"Bah! your acting disgusts me!" exclaimed Minnette, contemptuously. "Do you not suppose I can see through this vail with which you would blind my eyes? You will tell him to-morrow, forsooth! Yes, you will tell him I came here to abuse you, and strike you, and load you with vile epithets, and with what saint-like patience you bore them. You will represent yourself as such an injured innocent, and I as a monster of cruelty; you will tell him, when I smote you on one cheek, how you turned the other. Faugh! do not make me despise you as well as hate you."
"You cannot despise me, Minnette; you know you cannot," said Celeste, with something like indignation in her gentle voice, as her truth-beaming eye met undauntedly the flashing orbs before her. "You know I have spoken the truth. You know in your own heart I am no hypocrite. Hate me if you will—I cannot prevent you; but you shall not despise me. I have never intentionally wronged you, and I never will. If Louis Oranmore loves you as you say, I wish you both all happiness. I shall no longer stand between you and his heart."
"Oh! wonderful heroism!" cried Minnette, in bitter mockery. "You can well afford to say you give him up, when you know he loves me no longer; when you know you have surely and unalterably won him to yourself. Well do you know this pretended self-denial of yours will elevate you a thousand times higher still in his estimation, and make him love you far more than ever before. Oh! you have learned your trade of deception well. Pity all cannot see through it as I do. Think not to deceive me as you have done so many others; I, at least, can see your shallow, selfish, cold-blooded heart."
"I will not stay to listen to your words, Minnette; they are too dreadful. Some day, perhaps, you will discover how you have wronged me. I am not deceiving you; he must give me up if what you say be true. I will even go away if you wish it—anywhere, so that you may be satisfied. I will write and tell him, and never see him more, if that will satisfy you." Her voice faltered a little, but she went on; "I will do anything—anything, Minnette, if you will only not call me such terrible things. It is fearful—horrible, to be hated so without cause."

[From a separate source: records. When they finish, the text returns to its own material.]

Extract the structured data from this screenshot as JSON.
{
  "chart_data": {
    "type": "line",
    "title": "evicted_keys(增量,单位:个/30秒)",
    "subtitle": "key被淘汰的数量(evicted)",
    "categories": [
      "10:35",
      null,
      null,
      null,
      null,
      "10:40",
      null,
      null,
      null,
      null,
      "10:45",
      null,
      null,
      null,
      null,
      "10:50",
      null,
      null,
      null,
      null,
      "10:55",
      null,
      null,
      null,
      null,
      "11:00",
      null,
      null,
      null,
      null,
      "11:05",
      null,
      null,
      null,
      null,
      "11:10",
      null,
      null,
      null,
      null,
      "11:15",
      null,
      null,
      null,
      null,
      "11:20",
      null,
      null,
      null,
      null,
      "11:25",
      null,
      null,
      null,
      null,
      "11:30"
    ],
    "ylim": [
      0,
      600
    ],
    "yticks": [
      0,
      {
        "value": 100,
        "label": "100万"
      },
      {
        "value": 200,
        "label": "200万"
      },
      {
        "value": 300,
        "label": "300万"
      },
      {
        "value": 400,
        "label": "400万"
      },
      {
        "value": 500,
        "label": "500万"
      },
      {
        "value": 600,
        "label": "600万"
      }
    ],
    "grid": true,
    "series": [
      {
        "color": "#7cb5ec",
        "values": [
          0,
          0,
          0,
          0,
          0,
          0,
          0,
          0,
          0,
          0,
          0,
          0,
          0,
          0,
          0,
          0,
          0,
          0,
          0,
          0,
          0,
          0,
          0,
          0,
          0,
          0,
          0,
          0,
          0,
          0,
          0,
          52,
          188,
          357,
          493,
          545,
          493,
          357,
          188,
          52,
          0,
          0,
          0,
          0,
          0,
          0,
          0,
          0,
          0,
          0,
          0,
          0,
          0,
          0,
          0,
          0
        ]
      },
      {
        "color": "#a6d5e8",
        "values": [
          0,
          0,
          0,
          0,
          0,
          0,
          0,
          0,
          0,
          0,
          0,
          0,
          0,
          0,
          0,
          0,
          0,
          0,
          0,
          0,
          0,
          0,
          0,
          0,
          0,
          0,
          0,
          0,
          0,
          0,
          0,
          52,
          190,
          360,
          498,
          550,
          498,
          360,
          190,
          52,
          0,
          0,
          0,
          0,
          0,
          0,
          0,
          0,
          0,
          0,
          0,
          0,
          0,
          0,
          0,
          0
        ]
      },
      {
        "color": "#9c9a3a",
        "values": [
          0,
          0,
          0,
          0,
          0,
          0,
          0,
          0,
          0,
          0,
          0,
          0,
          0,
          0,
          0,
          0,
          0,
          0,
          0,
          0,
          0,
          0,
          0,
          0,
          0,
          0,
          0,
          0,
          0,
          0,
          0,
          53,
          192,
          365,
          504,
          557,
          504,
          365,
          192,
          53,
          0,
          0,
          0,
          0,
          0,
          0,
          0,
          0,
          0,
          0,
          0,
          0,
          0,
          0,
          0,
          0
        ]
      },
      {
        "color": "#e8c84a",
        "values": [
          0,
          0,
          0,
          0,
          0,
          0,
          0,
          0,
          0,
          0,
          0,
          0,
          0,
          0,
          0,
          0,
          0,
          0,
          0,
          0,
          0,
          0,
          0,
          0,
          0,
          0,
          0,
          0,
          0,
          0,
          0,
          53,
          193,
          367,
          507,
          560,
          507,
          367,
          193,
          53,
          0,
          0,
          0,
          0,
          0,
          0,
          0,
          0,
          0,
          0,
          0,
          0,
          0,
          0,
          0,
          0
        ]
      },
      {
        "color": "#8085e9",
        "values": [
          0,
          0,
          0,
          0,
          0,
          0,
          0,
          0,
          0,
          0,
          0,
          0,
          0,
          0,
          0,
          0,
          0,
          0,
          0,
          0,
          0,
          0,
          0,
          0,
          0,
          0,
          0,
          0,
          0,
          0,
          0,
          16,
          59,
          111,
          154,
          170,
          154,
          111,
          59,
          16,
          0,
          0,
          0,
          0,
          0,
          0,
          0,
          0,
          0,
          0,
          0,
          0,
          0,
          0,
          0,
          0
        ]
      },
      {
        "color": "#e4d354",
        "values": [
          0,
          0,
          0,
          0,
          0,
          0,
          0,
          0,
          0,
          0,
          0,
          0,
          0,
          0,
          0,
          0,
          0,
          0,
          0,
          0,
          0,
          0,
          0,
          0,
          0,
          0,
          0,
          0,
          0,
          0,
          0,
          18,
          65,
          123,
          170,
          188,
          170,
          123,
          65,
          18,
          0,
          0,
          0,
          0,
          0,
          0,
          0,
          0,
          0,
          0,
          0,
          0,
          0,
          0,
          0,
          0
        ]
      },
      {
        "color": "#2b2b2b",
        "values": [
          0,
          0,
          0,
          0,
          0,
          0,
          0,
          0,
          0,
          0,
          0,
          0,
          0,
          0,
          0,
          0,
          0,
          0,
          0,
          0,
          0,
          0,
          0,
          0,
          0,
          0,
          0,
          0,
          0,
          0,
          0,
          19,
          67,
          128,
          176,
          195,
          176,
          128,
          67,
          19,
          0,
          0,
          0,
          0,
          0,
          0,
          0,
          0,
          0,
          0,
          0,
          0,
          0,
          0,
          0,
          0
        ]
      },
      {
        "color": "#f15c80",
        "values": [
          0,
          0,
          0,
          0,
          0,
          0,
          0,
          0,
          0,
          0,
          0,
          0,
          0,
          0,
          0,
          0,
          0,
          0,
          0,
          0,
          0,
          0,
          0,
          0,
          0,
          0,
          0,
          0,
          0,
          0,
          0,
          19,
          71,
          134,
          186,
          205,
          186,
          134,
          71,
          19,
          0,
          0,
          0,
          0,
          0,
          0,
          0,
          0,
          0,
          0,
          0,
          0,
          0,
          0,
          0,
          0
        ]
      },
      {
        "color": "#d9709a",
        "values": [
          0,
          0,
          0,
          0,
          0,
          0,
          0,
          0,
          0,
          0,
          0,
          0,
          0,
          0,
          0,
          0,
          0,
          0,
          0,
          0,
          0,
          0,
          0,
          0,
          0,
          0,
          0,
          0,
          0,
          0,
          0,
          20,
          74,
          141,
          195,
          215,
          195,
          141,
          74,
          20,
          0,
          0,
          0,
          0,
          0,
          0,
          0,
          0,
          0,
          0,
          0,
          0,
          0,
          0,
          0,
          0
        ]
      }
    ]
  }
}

Minnette did not speak, but glared upon her with her burning, flaming eyes. Two dark purple spots—now fading, now glowing vividly out—burned on either cheek; otherwise, no snow-wreath was ever whiter than her face. Her teeth were set hard; her hands tightly clenched; her dark brows knit, as though about to spring upon the speaker and rend her to pieces. She made one step toward her. With a piercing cry of terror, Celeste sprang away, darted through the garden gate, flew up the narrow path, burst into the cottage, closed and bolted the door, and sank, panting and almost fainting, on the ground.
"Good heavens! child, what is the matter?" asked Miss Hagar, rising, in alarm.
"Oh! save me—save me from her!" was all Celeste could utter.
"Save you from whom? Who are you speaking of? Who has frightened you so?" inquired Miss Hagar, still more astonished.
Celeste slowly rose from the ground, without speaking. Consciousness was beginning to return, but she was still stunned and bewildered.
"Merciful Father!" cried Miss Hagar, as Celeste turned toward the light, "what has happened?"